Les avocats marocains demandent à l’Algérie de les autoriser à acheminer l’aide aux séquestrés de Tindouf

Dans une lettre adressée au chef du gouvernement algérien, par le biais de l’ambassade d’Algérie à Rabat, l’Association a demandé l’autorisation de faire parvenir des denrées alimentaires et des produits pharmaceutiques aux séquestrés "en attendant que le siège qui leur est imposé soit levé et qu’ils puissent regagner la mère-patrie, le Maroc".

"Nous avons accueilli avec une grande peine les informations relayées aux niveaux national, régional et international en provenance de Tindouf, soumis à l’autorité de votre gouvernement, à propos du blocus et des conditions dramatiques que vivent les séquestrés marocains depuis des décennies et qui ont empiré dernièrement au point d’être menacés de faim et d’épidémies", déplorent les avocats marocains dans cette lettre, dont copie est parvenue lundi à la MAP.

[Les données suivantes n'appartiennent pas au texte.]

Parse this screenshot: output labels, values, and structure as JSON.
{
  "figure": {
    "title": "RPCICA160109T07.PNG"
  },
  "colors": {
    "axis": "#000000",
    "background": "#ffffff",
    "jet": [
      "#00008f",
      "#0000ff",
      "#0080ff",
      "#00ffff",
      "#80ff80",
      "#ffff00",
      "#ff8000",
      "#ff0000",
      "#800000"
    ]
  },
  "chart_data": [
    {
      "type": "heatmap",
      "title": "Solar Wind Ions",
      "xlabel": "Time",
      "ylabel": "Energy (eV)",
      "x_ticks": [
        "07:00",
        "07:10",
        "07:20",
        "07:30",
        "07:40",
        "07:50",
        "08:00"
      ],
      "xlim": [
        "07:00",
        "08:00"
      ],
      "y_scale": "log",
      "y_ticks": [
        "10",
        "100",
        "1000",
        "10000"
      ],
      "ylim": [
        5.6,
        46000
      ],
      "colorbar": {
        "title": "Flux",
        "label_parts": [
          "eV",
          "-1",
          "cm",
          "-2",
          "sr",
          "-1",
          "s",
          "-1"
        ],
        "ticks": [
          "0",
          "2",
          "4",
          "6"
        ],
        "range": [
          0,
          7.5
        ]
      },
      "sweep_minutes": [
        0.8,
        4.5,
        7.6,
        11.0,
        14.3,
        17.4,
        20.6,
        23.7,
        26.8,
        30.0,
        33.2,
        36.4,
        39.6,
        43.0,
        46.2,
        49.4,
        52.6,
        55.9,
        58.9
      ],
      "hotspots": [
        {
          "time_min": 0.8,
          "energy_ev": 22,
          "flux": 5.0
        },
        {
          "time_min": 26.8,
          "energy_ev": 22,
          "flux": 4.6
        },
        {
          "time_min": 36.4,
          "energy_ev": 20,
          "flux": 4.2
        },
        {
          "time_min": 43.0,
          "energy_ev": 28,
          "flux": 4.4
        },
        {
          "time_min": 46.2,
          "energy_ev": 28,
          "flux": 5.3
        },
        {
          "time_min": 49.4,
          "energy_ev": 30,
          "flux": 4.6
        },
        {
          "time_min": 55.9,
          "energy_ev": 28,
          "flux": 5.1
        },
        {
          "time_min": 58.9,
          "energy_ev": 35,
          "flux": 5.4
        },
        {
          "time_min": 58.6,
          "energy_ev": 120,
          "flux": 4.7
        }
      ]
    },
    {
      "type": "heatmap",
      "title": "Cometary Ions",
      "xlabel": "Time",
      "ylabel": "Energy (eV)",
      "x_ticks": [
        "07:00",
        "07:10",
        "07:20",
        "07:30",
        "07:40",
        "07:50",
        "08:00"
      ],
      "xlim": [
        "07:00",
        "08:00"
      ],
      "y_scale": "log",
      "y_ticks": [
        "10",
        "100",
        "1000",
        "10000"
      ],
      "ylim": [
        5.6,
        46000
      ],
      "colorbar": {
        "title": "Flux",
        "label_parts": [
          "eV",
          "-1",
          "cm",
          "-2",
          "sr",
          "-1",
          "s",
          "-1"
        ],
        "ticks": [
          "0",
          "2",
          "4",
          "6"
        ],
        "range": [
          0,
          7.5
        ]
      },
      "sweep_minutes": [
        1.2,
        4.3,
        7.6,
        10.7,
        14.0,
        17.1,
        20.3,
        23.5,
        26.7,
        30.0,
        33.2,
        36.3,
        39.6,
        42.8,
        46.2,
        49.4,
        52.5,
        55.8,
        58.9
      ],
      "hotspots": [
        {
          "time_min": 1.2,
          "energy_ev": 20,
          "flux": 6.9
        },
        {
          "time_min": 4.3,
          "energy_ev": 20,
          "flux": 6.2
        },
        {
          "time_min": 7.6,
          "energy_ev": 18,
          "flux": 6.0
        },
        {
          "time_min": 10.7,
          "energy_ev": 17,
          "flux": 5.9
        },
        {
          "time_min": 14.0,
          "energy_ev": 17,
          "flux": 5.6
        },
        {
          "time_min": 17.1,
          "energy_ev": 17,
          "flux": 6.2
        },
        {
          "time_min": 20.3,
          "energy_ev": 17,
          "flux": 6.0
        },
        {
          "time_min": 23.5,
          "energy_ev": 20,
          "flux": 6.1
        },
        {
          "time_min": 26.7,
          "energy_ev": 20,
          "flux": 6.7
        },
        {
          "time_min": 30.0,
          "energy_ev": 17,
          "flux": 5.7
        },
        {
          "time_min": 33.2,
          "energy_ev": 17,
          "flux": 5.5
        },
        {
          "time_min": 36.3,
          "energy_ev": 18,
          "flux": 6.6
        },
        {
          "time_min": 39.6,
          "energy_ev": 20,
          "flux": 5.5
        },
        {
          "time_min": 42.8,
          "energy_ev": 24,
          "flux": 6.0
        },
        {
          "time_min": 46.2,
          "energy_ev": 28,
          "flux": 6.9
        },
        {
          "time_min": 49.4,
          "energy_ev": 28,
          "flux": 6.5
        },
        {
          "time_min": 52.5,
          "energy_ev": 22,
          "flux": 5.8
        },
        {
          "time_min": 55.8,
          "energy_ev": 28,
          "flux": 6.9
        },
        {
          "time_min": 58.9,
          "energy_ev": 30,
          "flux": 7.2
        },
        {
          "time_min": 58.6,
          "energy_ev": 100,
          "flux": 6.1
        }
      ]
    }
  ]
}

Cette situation tragique, souligne la lettre, a été confirmée par plusieurs parties, aux plans local et international, dont le témoignage de M. Claude Moniquet, président du Centre européen de recherches, d’analyse et de conseil en matière stratégique, dans son rapport présenté aux Nations Unies, ainsi que ceux de M. Antonio Gutierrez, haut commissaire pour les réfugiés, et de Mme Tanya Warburg, directrice de l’ONG britannique "Freedom for All".

"Indépendamment de toute orientation politique, partant des liens de citoyenneté qui les unit à leurs frères sahraouis séquestrés à Tindouf et par devoir national, dix mille avocats marocains ne peuvent tolérer la persistance de cette situation préjudiciable, de manière criarde, aux droits élémentaires de l’Homme, à sa dignité et à sa liberté", assure l’Association.

Les avocats marocains s’estiment enfin "plus interpellés que les organisations internationales pour venir en aide à leurs frères séquestrés".